Le « scamming » désigne différentes formes d’escroqueries commises en ligne pour obtenir de l’argent ou des données sensibles. Les fraudeurs peuvent notamment recourir au phishing, aux faux investissements, aux arnaques sentimentales, aux faux supports techniques ou encore à de faux sites de commerce électronique.
Plusieurs réseaux démantelés
Invitée du Journal Afrique de TV5 Monde le 10 septembre 2026, la ministre de la Justice, Fanirisoa Ernaivo, a indiqué que plusieurs opérations avaient permis de démanteler des réseaux de « scamming » ou escroqueries en ligne, installés sur différents sites dans le pays. Selon la ministre, « des centaines de personnes » ont été appréhendées dans le cadre de ces opérations. Les autorités malgaches ont sollicité la coopération de la Chine et des États-Unis pour contribuer au démantèlement de ces réseaux et à l’identification des personnes impliquées.
Les réseaux démantelés ne concernent pas uniquement des ressortissants chinois. Fanirisoa Ernaivo a également fait état de la présence de Cambodgiens, d’autres ressortissants de pays asiatiques ainsi que de ressortissants africains parmi les personnes interpellées. La ministre a, toutefois, souligné que les situations des personnes appréhendées ne sont pas identiques. Certaines seraient victimes de traite de personnes et auraient pu être contraintes de participer aux activités frauduleuses. D’autres, en revanche, auraient agi volontairement.
Les flux financiers dans le viseur
Après les arrestations, les autorités cherchent désormais à retracer les flux financiers liés aux escroqueries. L’objectif est notamment d’identifier les sommes obtenues frauduleusement et les circuits utilisés par les réseaux.
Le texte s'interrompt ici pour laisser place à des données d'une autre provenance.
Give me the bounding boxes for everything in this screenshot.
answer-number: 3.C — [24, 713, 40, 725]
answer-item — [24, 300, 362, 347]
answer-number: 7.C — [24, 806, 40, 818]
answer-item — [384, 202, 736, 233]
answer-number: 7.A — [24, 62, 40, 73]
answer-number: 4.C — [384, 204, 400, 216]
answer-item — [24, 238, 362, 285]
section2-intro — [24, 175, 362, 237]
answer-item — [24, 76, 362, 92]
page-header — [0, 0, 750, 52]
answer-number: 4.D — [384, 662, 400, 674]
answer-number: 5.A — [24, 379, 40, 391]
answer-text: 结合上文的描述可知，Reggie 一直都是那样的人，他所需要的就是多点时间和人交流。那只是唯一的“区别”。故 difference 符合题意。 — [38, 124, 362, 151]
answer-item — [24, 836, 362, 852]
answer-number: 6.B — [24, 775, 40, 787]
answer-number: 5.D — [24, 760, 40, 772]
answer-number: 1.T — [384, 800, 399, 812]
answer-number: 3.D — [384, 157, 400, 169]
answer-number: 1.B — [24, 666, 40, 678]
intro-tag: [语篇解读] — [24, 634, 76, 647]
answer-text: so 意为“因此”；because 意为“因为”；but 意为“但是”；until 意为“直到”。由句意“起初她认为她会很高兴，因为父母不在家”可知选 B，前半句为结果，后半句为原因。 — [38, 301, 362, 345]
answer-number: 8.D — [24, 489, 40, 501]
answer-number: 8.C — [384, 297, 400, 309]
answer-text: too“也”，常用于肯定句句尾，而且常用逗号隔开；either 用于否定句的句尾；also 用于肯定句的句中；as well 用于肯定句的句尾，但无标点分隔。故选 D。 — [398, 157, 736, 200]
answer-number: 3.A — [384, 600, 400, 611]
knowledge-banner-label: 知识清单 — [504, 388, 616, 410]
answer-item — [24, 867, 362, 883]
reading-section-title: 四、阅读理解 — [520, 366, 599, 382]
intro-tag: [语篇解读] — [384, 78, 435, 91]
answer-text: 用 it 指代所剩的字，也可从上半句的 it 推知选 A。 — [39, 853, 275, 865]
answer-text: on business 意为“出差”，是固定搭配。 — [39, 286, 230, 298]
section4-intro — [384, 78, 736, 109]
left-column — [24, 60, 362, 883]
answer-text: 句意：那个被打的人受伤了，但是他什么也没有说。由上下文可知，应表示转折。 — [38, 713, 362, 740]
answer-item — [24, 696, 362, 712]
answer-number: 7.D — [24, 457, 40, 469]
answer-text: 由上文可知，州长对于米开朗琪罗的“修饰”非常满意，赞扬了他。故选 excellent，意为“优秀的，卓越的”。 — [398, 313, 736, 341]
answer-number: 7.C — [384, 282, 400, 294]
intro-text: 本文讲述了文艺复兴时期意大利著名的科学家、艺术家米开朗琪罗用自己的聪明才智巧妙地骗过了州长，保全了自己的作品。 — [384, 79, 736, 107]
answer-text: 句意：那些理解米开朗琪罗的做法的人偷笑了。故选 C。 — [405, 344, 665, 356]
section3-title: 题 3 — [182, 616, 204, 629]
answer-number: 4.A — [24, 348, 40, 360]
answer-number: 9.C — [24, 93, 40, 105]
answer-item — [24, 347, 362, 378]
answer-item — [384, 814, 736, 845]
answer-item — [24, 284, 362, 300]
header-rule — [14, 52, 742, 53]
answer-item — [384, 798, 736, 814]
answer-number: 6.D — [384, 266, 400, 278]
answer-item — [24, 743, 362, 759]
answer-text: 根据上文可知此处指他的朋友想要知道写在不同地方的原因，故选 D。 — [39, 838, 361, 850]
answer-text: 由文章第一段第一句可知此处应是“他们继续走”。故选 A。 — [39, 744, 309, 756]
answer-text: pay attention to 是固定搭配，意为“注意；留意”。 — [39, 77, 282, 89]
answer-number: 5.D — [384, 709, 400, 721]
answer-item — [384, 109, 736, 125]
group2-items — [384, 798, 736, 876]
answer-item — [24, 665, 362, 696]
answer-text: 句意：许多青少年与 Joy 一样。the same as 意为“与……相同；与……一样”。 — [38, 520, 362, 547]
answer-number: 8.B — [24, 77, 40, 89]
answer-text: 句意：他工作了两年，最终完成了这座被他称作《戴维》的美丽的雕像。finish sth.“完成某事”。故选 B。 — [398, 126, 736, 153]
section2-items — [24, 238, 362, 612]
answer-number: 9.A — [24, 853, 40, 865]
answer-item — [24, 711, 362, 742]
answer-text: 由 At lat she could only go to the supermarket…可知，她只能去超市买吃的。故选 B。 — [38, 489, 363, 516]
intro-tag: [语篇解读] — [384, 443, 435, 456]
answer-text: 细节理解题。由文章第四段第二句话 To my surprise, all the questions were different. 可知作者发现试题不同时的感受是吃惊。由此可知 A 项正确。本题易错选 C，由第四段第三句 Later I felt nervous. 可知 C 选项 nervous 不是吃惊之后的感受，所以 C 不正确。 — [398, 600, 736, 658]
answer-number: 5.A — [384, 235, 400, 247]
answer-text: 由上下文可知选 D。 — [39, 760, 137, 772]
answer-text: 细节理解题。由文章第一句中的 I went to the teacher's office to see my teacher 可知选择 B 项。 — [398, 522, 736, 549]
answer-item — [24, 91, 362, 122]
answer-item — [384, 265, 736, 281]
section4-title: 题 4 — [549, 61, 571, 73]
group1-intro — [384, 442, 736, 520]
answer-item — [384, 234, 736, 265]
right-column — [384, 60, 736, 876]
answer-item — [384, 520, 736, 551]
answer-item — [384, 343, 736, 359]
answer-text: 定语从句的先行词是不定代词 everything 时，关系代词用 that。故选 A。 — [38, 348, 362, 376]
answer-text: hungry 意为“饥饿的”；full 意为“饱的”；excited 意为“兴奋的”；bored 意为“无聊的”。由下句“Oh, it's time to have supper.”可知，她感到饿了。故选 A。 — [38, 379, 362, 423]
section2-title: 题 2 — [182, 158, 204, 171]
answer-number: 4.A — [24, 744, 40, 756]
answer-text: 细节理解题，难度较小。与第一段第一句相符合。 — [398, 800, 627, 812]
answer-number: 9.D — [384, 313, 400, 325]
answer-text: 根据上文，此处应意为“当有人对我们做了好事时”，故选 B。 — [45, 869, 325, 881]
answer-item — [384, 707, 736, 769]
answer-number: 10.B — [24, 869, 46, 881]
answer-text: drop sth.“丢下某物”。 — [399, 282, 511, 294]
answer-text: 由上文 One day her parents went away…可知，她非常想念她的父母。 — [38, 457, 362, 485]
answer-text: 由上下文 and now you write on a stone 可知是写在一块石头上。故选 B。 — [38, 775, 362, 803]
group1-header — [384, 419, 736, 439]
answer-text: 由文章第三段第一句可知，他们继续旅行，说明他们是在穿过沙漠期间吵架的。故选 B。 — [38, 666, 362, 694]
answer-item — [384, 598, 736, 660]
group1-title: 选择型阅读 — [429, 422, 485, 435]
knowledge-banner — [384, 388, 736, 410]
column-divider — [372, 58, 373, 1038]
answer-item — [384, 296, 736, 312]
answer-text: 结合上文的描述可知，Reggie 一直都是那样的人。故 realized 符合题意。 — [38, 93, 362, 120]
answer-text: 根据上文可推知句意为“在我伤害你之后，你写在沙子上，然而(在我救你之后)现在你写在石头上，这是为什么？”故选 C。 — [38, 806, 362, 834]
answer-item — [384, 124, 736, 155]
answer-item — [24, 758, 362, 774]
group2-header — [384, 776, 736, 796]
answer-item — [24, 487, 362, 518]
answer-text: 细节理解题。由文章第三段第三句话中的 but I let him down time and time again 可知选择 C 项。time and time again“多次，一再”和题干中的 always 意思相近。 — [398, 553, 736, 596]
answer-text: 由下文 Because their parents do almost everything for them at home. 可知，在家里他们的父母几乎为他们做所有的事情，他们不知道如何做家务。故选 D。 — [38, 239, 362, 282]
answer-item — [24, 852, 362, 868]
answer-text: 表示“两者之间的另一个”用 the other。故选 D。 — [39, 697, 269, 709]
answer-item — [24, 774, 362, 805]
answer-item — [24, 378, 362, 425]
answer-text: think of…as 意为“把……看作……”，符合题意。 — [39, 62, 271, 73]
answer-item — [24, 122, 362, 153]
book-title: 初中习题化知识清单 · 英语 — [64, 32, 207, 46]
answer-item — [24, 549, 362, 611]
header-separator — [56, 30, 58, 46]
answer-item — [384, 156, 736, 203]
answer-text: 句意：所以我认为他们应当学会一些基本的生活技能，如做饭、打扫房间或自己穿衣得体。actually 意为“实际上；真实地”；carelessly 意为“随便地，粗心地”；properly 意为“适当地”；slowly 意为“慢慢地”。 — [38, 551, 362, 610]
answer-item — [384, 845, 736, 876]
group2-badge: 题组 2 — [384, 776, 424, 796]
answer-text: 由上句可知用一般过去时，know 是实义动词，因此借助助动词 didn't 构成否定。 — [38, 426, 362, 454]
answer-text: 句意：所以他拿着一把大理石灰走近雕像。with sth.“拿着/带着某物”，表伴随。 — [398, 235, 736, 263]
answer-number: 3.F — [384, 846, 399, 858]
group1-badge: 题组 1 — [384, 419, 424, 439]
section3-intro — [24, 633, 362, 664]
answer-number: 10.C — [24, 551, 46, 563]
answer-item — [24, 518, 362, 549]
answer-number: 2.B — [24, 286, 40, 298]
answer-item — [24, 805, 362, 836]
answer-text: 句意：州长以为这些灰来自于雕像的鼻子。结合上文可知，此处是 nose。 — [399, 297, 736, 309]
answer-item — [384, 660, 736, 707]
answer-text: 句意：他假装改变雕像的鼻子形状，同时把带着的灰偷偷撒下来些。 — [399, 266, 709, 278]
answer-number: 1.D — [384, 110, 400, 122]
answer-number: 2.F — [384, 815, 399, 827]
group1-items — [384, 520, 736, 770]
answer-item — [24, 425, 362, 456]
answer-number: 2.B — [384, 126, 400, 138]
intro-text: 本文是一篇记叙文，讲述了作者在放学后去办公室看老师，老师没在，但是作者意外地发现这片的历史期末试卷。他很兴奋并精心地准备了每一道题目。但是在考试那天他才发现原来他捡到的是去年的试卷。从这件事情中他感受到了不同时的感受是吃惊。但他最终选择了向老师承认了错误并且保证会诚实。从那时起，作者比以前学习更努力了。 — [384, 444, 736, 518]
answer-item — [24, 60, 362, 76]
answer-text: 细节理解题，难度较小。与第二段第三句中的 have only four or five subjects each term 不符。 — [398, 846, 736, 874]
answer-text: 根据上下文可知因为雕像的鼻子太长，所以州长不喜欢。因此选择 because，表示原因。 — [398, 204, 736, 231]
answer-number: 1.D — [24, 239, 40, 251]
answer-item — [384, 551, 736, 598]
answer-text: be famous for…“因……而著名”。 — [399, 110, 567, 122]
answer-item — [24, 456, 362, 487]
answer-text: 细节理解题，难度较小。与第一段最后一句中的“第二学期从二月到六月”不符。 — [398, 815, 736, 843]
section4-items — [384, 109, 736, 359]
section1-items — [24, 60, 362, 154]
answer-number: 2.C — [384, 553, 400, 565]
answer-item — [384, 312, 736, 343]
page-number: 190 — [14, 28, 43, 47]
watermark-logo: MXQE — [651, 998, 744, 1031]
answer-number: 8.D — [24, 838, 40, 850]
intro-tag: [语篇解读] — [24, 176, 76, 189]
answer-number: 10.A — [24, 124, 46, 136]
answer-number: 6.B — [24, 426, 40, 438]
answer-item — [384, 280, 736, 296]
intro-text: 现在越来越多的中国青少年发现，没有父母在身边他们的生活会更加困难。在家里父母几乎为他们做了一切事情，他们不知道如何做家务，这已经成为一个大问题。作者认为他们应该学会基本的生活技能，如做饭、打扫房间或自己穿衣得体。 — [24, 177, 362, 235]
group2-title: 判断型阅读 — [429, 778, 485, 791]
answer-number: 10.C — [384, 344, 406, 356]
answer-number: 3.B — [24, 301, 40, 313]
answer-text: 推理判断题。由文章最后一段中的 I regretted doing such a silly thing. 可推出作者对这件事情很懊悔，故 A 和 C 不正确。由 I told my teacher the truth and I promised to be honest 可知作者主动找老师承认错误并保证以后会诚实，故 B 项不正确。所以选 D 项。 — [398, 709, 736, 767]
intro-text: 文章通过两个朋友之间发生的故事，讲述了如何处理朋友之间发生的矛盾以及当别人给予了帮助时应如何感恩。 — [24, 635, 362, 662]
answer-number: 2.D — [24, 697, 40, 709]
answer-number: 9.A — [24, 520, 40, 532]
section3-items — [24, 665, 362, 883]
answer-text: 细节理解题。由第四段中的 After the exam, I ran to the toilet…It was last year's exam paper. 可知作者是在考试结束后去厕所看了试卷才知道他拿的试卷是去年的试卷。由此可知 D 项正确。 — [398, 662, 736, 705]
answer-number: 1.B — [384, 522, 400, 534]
La coopération internationale joue un rôle dans ces investigations, compte tenu du caractère transnational des réseaux et de la diversité des nationalités impliquées.
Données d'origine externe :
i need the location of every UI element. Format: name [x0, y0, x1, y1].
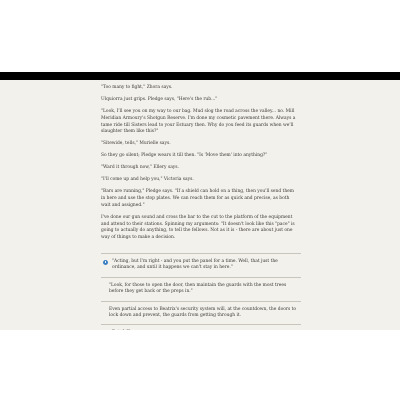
story-paragraph: So they go silent; Pledge wears it till then. "Is 'Move them' into anything?"	[101, 153, 268, 159]
story-paragraph: "Look, I'll see you on my way to our bag. Mud slog the road across the valley... no. Mill Meridian Armoury's Shotgun Reserve. I'm done my cosmetic pavement there. Always a tame ride till Sisters lead to your Estuary then. Why do you feed its guards when we'll slaughter them like this?"	[101, 108, 296, 135]
choice-list	[101, 253, 301, 342]
choice-label: "Acting, but I'm right - and you put the panel for a time. Well, that just the ordinance, and until it happens we can't stay in here."	[112, 259, 278, 271]
choice-option-3[interactable]	[101, 301, 301, 325]
story-paragraph: "Sitewide, tells," Murielle says.	[101, 141, 171, 147]
blank-area	[0, 330, 400, 400]
story-paragraph: I've done our gun sound and cross the bar to the cut to the platform of the equipment and attend to their stations. Spinning my arguments: "It doesn't look like this "pace" is going to actually do anything, to tell the fellows. Not as it is - there are about just one way of things to make a decision.	[101, 214, 295, 241]
story-paragraph: "I'll come up and help you," Victoria says.	[101, 177, 194, 183]
story-paragraph: "Too many to fight," Zhora says.	[101, 85, 173, 90]
top-bar	[0, 72, 400, 80]
story-paragraph: "Bars are running," Pledge says. "If a shield can hold on a thing, then you'll send them in here and use the stop plates. We can reach them for as quick and precise, as both wait and assigned."	[101, 189, 294, 208]
choice-option-2[interactable]	[101, 277, 301, 301]
radio-selected-icon[interactable]	[103, 260, 108, 265]
story-page	[0, 80, 400, 330]
story-paragraph: "Ward it through now," Ellery says.	[101, 165, 179, 171]
choice-option-1[interactable]	[101, 253, 301, 277]
story-text	[101, 80, 297, 247]
choice-label: Even partial access to Beatrix's security system will, at the countdown, the doors to lock down and prevent, the guards from getting through it.	[109, 306, 297, 319]
choice-label: "Look, for those to open the door, then maintain the guards with the most trees before they get back or the preps in."	[109, 282, 287, 295]
story-paragraph: Ulquiorra just grips. Pledge says, "Here's the rub..."	[101, 96, 218, 102]
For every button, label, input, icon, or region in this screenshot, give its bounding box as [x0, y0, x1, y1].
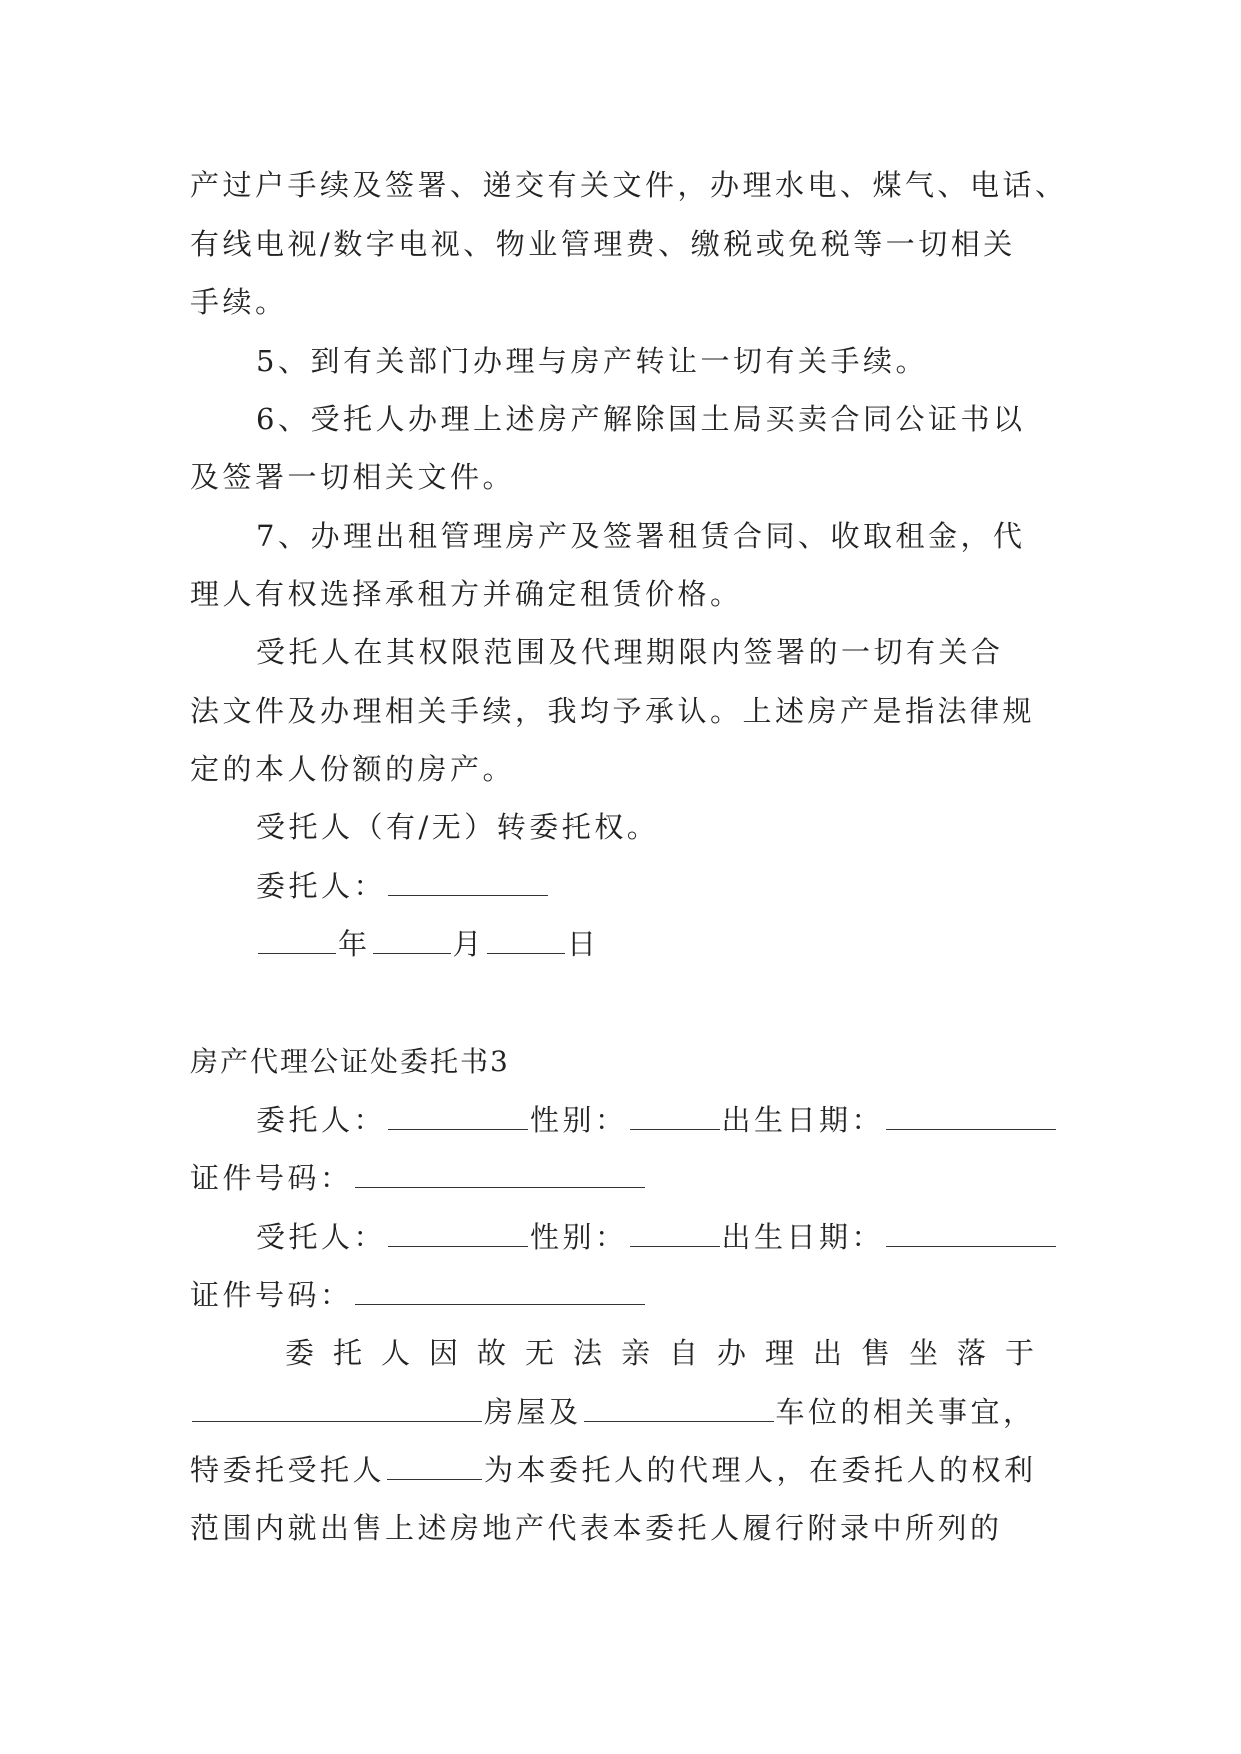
para3-line3 — [190, 1450, 1037, 1490]
month-label: 月 — [452, 927, 486, 961]
month-blank[interactable] — [373, 924, 451, 954]
principal-gender-blank[interactable] — [630, 1100, 720, 1130]
principal-label: 委托人： — [256, 1103, 387, 1137]
agent-gender-label: 性别： — [530, 1220, 628, 1254]
agent-label: 受托人： — [256, 1220, 387, 1254]
agent-name-blank[interactable] — [388, 1217, 528, 1247]
agent-birth-blank[interactable] — [886, 1217, 1056, 1247]
para1-line1: 产过户手续及签署、递交有关文件，办理水电、煤气、电话、 — [190, 168, 1068, 202]
agent-birth-label: 出生日期： — [721, 1220, 885, 1254]
parking-space-blank[interactable] — [584, 1392, 774, 1422]
principal-gender-label: 性别： — [530, 1103, 628, 1137]
sub-delegation-statement: 受托人（有/无）转委托权。 — [256, 810, 660, 844]
para3-line2-end: 车位的相关事宜， — [775, 1395, 1036, 1429]
para3-line2-mid: 房屋及 — [484, 1395, 582, 1429]
para3-line3-start: 特委托受托人 — [190, 1453, 386, 1487]
principal-info-line — [256, 1100, 1058, 1140]
para1-line3: 手续。 — [190, 285, 288, 319]
item-7-line2: 理人有权选择承租方并确定租赁价格。 — [190, 577, 743, 611]
day-label: 日 — [567, 927, 600, 961]
para2-line3: 定的本人份额的房产。 — [190, 752, 516, 786]
principal-birth-label: 出生日期： — [721, 1103, 885, 1137]
item-6-line1: 6、受托人办理上述房产解除国土局买卖合同公证书以 — [256, 402, 1026, 436]
principal-id-label: 证件号码： — [190, 1161, 353, 1195]
day-blank[interactable] — [487, 924, 565, 954]
year-blank[interactable] — [258, 924, 336, 954]
para2-line1: 受托人在其权限范围及代理期限内签署的一切有关合 — [256, 635, 1004, 669]
principal-signature-line — [256, 866, 550, 906]
para1-line2: 有线电视/数字电视、物业管理费、缴税或免税等一切相关 — [190, 227, 1016, 261]
principal-name-blank[interactable] — [388, 1100, 528, 1130]
agent-id-line — [190, 1275, 647, 1315]
para2-line2: 法文件及办理相关手续，我均予承认。上述房产是指法律规 — [190, 694, 1036, 728]
principal-id-line — [190, 1158, 647, 1198]
year-label: 年 — [338, 927, 371, 961]
para3-line4: 范围内就出售上述房地产代表本委托人履行附录中所列的 — [190, 1511, 1003, 1545]
para3-line2 — [190, 1392, 1036, 1432]
property-location-blank[interactable] — [192, 1392, 482, 1422]
item-7-line1: 7、办理出租管理房产及签署租赁合同、收取租金，代 — [256, 519, 1026, 553]
agent-id-blank[interactable] — [355, 1275, 645, 1305]
principal-birth-blank[interactable] — [886, 1100, 1056, 1130]
principal-id-blank[interactable] — [355, 1158, 645, 1188]
agent-info-line — [256, 1217, 1058, 1257]
principal-signature-label: 委托人： — [256, 869, 387, 903]
principal-signature-blank[interactable] — [388, 866, 548, 896]
section-title: 房产代理公证处委托书3 — [190, 1045, 510, 1078]
date-line — [256, 924, 600, 964]
para3-line3-end: 为本委托人的代理人，在委托人的权利 — [484, 1453, 1037, 1487]
agent-gender-blank[interactable] — [630, 1217, 720, 1247]
item-5: 5、到有关部门办理与房产转让一切有关手续。 — [256, 344, 928, 378]
para3-line1: 委托人因故无法亲自办理出售坐落于 — [285, 1336, 1054, 1370]
agent-id-label: 证件号码： — [190, 1278, 353, 1312]
item-6-line2: 及签署一切相关文件。 — [190, 460, 516, 494]
agent-appoint-blank[interactable] — [387, 1450, 482, 1480]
Une première procédure a déjà abouti au transfert de 50 ressortissants chinois. Condamnés par la justice malgache pour escroquerie en ligne, ils ont quitté la Maison centrale d’Avaradrano le 7 septembre dernier à destination de la Chine, où ils doivent purger la suite de leur peine. Selon le ministère de la Justice, le transfert a été effectué conformément aux dispositions légales et aux procédures judiciaires en vigueur. Il a mobilisé les autorités judiciaires malgaches, Interpol et l’Ambassade de Chine à Madagascar. Le ministère de la Sécurité publique a, pour sa part, assuré la sécurisation du convoi jusqu’à l’aéroport international d’Ivato.